Visual Bank株式会社は11月28日、東洋経済新報社とデータパートナーシップ契約を締結したと発表しました。この提携により、東洋経済新報社が保有する記事やグラフなどの大規模データを、Visual Bankが提供するAI学習用データセット開発サービス「Qlean Dataset」を通じて販売開始します。

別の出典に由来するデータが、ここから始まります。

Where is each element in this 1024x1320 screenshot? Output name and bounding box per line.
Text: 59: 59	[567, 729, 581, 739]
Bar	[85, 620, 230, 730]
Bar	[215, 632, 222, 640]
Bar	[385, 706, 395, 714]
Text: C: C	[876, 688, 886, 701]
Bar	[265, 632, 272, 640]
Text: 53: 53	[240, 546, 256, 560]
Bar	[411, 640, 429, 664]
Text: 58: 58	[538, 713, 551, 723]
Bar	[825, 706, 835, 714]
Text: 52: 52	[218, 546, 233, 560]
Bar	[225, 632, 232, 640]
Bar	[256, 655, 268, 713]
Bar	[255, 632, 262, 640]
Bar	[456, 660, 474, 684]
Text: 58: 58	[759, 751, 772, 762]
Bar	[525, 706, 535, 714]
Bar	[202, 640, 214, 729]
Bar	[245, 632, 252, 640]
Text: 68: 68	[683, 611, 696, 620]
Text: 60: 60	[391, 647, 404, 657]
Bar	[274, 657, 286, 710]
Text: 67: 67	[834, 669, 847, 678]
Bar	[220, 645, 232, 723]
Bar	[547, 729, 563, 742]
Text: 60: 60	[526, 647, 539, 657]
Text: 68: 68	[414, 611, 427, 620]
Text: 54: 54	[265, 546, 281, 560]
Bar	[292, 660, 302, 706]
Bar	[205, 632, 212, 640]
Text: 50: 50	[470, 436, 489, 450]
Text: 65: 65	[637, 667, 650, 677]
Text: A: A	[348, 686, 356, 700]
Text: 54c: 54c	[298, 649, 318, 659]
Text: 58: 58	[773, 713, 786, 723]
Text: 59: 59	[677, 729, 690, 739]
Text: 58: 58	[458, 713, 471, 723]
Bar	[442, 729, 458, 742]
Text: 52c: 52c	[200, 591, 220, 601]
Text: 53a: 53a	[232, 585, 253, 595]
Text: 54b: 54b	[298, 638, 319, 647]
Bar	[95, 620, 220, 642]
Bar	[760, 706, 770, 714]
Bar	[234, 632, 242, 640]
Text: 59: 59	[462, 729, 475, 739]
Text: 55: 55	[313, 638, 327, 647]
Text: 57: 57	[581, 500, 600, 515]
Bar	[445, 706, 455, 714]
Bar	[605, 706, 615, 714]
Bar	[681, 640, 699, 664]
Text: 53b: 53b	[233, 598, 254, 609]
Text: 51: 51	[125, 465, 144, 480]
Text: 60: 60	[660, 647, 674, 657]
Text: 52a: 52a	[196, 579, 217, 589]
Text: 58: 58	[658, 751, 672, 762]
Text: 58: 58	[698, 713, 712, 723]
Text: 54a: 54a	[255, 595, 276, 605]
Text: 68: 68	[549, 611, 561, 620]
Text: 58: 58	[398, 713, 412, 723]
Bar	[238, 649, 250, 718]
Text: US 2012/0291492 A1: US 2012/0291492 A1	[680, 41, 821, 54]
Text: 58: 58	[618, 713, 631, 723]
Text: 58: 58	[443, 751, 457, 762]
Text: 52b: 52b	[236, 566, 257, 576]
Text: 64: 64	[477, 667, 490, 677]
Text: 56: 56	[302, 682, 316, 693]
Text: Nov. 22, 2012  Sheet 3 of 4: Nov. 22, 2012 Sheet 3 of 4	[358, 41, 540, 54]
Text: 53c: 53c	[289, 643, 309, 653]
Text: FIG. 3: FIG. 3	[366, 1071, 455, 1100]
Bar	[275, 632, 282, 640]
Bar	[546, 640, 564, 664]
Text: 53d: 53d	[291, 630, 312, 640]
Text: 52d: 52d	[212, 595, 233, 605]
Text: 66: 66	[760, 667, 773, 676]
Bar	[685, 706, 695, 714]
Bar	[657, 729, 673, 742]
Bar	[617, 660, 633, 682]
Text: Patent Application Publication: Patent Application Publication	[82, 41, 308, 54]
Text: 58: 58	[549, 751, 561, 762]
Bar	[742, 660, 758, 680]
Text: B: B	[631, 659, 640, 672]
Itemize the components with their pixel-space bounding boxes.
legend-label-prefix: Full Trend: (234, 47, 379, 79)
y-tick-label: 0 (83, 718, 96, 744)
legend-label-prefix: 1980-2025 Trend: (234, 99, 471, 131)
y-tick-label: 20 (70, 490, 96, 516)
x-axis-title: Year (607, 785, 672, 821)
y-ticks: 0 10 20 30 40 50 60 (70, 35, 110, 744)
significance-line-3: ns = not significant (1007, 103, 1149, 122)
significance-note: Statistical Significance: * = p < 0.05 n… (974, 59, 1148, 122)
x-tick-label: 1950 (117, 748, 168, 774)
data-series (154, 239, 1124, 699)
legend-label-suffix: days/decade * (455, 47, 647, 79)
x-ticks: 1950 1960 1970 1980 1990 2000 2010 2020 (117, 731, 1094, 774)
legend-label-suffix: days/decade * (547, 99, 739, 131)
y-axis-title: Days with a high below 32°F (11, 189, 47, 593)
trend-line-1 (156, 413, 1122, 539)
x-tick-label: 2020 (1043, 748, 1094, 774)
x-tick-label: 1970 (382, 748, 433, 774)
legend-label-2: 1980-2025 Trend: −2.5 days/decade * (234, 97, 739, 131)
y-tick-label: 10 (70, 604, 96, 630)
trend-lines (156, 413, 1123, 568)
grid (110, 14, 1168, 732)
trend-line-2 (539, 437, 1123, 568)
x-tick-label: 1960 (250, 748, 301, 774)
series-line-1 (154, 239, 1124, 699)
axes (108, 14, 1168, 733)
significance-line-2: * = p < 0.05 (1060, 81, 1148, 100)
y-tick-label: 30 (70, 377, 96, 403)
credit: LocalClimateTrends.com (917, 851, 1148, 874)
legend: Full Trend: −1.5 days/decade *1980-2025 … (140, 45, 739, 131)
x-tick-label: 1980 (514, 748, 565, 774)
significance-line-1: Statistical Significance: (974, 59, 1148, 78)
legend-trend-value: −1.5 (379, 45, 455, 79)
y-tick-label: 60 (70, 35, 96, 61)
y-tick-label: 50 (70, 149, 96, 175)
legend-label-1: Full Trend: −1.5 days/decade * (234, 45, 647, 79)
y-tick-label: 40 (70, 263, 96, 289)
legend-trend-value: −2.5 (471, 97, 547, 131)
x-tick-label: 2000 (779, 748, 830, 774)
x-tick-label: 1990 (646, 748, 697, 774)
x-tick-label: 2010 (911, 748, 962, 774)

近年、AI技術の進化が著しく、特に2022年以降は生成AIやマルチモーダルAIの技術革新が注目を集めています。こうした中、AI開発には良質で信頼性の高い学習用データセットが不可欠となっています。しかし、日本においては信頼性の高いテキストデータを大量に入手する手段が限られており、日本語の独自LLM(大規模言語モデル)開発にはデータの質と量がボトルネックとなっていました。
今回の提携では、東洋経済新報社が保有する「東洋経済オンライン」「会社四季報オンライン」「週刊東洋経済」などの記事、グラフ、表のデータを、AI開発企業や研究機関向けに提供します。対象となるデータは過去20年以上にわたる膨大な量で、各業界の専門記者が執筆してきた良質な日本語データが含まれています。
Visual Bankの代表取締役CEOである永井真之氏は「東洋経済新報社様との今回のデータパートナーシップ契約により、貴重な素材をAI開発現場に届けることで、新たなテクノロジーやユースケースが創出される一助になることを目指します」とコメントしています。
一方、東洋経済新報社の取締役である廣田充彦氏は「AI規制が進むなかで、法的に問題がないことが明らかな学習用データを提供している『Qlean Dataset』の存在が重要性を増しており、その充実に微力ながら貢献して参ります」と述べています。
本提携によって提供されるデータセットは、LLM、生成AI、マルチモーダルAIの学習用途に使用可能で、経済領域での特化型LLM開発やファインチューニング、IR資料や決算資料に関連するマルチモーダルAIの開発などが想定されています。
日本のAI開発現場では、高品質な日本語コーパスの必要性が高まっています。今回の提携は、信頼性の高い大規模データを適切な権利処理のもとでAI学習用に提供することで、日本のAI開発の加速と発展に貢献することが期待されます。